Wo man mitten in der Nacht nochmal die Schwarzform wechselt. Wo selbst Edelfedern hart redigiert werden. Wo man an Einstiegen, Struktur und Argumentation feilt und feilt. Wo es Textchefs gibt, Schlussredaktionen – und das Vieraugenprinzip gilt.
Wo man sich nicht von Daten treiben lässt, sondern von dem Anspruch, datenBASIERT die besten Inhalte zu liefern.
Und wo man lernt, dass Nutzer*innen zwar nicht jederzeit die journalistische Qualität eines Textes bewerten können, aber ganz sicher jeden Tippfehler finden und bemängeln werden.
Zusammengefasst:
Ja, Content erstellen kann jede*r. Richtig guten Content erstellen nur wenige.
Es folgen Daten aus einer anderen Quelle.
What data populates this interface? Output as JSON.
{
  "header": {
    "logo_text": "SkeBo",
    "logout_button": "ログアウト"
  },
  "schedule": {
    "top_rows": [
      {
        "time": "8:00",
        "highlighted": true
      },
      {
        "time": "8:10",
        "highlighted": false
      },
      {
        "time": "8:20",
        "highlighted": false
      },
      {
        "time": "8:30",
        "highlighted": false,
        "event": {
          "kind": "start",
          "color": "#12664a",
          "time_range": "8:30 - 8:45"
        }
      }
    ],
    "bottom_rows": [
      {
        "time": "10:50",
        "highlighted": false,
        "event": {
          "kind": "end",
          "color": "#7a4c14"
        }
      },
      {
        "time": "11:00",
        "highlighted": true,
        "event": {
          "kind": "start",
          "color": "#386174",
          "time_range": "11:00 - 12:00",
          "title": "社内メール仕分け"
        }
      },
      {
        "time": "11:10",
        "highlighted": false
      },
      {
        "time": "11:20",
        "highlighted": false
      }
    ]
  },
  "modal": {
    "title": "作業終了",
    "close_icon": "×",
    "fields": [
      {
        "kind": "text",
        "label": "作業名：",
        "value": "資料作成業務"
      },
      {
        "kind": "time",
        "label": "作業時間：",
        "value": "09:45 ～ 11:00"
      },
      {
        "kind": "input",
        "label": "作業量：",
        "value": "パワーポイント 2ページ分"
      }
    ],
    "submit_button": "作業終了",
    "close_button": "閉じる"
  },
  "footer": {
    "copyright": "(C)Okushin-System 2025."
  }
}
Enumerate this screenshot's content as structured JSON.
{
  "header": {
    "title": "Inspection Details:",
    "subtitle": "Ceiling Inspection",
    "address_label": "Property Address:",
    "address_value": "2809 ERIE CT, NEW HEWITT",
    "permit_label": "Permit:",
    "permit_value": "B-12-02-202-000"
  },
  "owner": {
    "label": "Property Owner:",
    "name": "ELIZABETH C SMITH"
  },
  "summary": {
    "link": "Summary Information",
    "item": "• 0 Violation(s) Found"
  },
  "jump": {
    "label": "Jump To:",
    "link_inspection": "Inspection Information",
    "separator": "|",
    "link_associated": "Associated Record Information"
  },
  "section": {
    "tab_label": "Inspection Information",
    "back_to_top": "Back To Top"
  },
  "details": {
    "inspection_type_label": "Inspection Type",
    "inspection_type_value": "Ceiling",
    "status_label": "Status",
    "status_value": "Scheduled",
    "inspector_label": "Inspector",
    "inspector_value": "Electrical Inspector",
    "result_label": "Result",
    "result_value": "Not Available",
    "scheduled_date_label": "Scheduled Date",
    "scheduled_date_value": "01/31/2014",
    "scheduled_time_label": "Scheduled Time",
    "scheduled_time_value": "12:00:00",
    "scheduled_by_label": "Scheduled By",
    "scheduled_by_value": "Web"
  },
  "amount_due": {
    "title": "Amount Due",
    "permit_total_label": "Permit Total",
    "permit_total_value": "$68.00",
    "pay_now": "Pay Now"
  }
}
In Redaktionen haben meist alle Journalist*innen eine echte Ochsentour hinter sich, die sie als Texter*innen Schritt für Schritt besser gemacht hat. Nur die wenigsten von uns werden als Edelfeder geboren.
Für guten Content braucht es Vertrauen und Wertschätzung
Wer guten Content haben möchte, der Kunden bindet und Ziele erreicht, braucht also entweder inhouse oder als Dienstleister echte Content-Expert*innen. Die Expertise und das Herzblut mitbringen, das es für gute Inhalte braucht.
Es braucht aber noch viel mehr: Vertrauen und Wertschätzung zwischen Auftraggeber und Agentur.
So wie ich meiner Autowerkstatt vertraue, dass sie weiß, was sie tut, sollten Unternehmen ihren Content-Agenturen vertrauen. Denn wenn diese bei ihren Mitarbeiter*innen auf echte Content-Expertise setzen, wissen diese, was sie tun. Weil sie ähnlich wie ein guter Automechaniker ihren Job nicht nur lieben, sondern auch bestens ausgebildet sind.
Ich kann ja auch kein Auto reparieren. Aber, so glaube ich zumindest, einen guten von einem schlechten Text unterscheiden.
Das Vertrauen sollte natürlich nicht blind sein, sondern eben wertschätzend auf beiden Seiten. Dann schafft man es vielleicht auch gemeinsam, Inhalte zu schaffen, die spannend geschrieben sind, eine echte Struktur haben, möglichst fehlerfrei und vor allem nutzerzentriert sind.
Ist das dann eine Welt ohne Tippfehler?
Vermutlich nicht. Aber eine, in der Content lange nicht mehr so belanglos und vor allem qualitativ besser ist.